Living at Mill Creek Senior Estates, the centenarian still manages to make the routine walking trip to Albertsons and maintains a robust social life with her neighbors.

Those friendships were on display Jan. 7 as her neighbors came together to wish her a happy 105th birthday. Born Jan. 5, 1915, in the Pocono Mountains, Eisenhart has lived across the country in her life, having the unique distinction of having worked on NASA’s Space Shuttle program.

Eisenhart said her job duties at NASA involved work on gold plating and electrical engineering, explaining she more or less fell into the job given a mix of brains and build.

“They couldn’t find anybody small enough to fit in the (tight spaces),” Eisenhart said.

She said she worked on what would lead to the first five shuttles a part of the project. A “first shuttle flight achievement award” thanking Eisenhart for her contributions to the program adorns her apartment wall alongside a signed photo of both John Young and Bob Crippen, the first two astronauts to take a manned flight in the shuttle program in 1981.

Eisenhart said she worked at NASA until her husband, Woodrow, fell ill and she had to care for him. She said she met Woodrow, a professional ice skater, on “sort of a blind date” when she was living in Pennsylvania.

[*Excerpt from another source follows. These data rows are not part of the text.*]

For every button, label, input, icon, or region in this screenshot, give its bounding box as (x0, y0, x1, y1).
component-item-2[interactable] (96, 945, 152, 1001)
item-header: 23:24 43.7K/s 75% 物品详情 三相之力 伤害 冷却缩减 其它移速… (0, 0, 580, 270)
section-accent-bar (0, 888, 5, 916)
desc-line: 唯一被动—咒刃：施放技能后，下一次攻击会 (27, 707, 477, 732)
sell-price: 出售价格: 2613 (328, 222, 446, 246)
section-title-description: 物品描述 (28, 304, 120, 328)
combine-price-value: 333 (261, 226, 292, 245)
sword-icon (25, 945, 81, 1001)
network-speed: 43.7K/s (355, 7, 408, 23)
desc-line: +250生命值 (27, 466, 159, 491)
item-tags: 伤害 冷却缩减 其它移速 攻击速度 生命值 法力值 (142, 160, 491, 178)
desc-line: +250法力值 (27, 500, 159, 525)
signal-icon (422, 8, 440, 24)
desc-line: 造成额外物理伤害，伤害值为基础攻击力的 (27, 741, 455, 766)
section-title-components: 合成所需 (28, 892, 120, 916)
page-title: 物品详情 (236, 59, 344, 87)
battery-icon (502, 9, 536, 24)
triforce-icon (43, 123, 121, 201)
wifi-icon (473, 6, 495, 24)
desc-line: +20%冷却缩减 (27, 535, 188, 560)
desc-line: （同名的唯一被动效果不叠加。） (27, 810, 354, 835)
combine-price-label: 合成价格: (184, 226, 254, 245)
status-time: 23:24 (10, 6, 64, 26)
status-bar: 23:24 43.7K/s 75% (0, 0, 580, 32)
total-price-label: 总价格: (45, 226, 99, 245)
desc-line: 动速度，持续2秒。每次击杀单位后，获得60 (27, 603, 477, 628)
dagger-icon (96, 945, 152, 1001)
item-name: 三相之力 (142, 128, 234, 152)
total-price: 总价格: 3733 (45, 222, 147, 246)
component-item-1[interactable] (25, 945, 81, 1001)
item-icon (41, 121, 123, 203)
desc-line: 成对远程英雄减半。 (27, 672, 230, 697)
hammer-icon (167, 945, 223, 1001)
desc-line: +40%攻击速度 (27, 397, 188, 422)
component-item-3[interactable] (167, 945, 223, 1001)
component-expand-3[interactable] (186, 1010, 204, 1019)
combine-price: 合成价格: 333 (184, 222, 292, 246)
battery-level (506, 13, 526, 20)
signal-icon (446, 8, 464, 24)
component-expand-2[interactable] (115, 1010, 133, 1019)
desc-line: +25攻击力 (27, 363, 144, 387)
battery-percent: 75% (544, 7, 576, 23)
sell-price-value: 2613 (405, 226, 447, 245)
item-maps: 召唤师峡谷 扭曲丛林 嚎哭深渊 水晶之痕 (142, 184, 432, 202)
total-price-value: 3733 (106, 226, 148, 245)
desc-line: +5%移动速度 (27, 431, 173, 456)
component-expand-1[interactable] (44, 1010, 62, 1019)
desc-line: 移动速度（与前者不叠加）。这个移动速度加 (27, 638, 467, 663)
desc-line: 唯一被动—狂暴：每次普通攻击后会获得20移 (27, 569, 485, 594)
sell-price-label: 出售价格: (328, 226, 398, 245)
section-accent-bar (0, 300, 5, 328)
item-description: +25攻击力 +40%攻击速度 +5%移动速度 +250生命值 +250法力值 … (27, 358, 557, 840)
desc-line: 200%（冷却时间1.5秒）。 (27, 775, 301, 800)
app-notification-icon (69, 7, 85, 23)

Recalling stories from her earlier years, Eisenhart recounted how when her parents were married in Mauch Chunk, Pennsylvania (now Jim Thorpe, named after the famed Native American athlete), her father bought her mother a 200-acre farm in the Poconos where she said relatives still live today. She was the 10th of 11 siblings, remarking that, “(her) mother said she almost didn’t make it out of the cornfield,” when she gave birth.

Eisenhart said she didn’t receive an education until she was 13, receiving home-schooling from Nina Price, a doctor at a time when women were all but nonexistent in the profession.



“There were no schools where I lived,” Eisenhart said. 

Old newspaper articles in the area showed Price was a prominent member of the region, receiving the Pennsylvania Federation Woman of the Year, according to a 1963 article in the Pocono Daily Record. 

After living in Pennsylvania and Buena Vista, California, while she worked for NASA, Eisenhart eventually made the move to Battle Ground following a bad fall. At the request of her son, she moved to be closer to family about five years ago, though she maintains her independence at the estates.

“It’s great here, such wonderful friends,” Eisenhart said. She maintains a strong sense of humor and enjoys socializing with her friends.

“I like people,” Eisenhart said “especially men.”

Eisenhart credits home cooking as helping her longevity. Though not formally trained, she honed her cooking while working to pay off Woodrow’s medical bills at the hospital, falling into the position when the cook “took off,” she said.

Her neighbors said Eisenhart is still an avid walker, making routine trips around town. Bonnie Thompson, one of her neighbors and a friend, said her neighbor was a role model for any age.

“She’s the epitome of what every woman wants to be at 105,” Thompson said.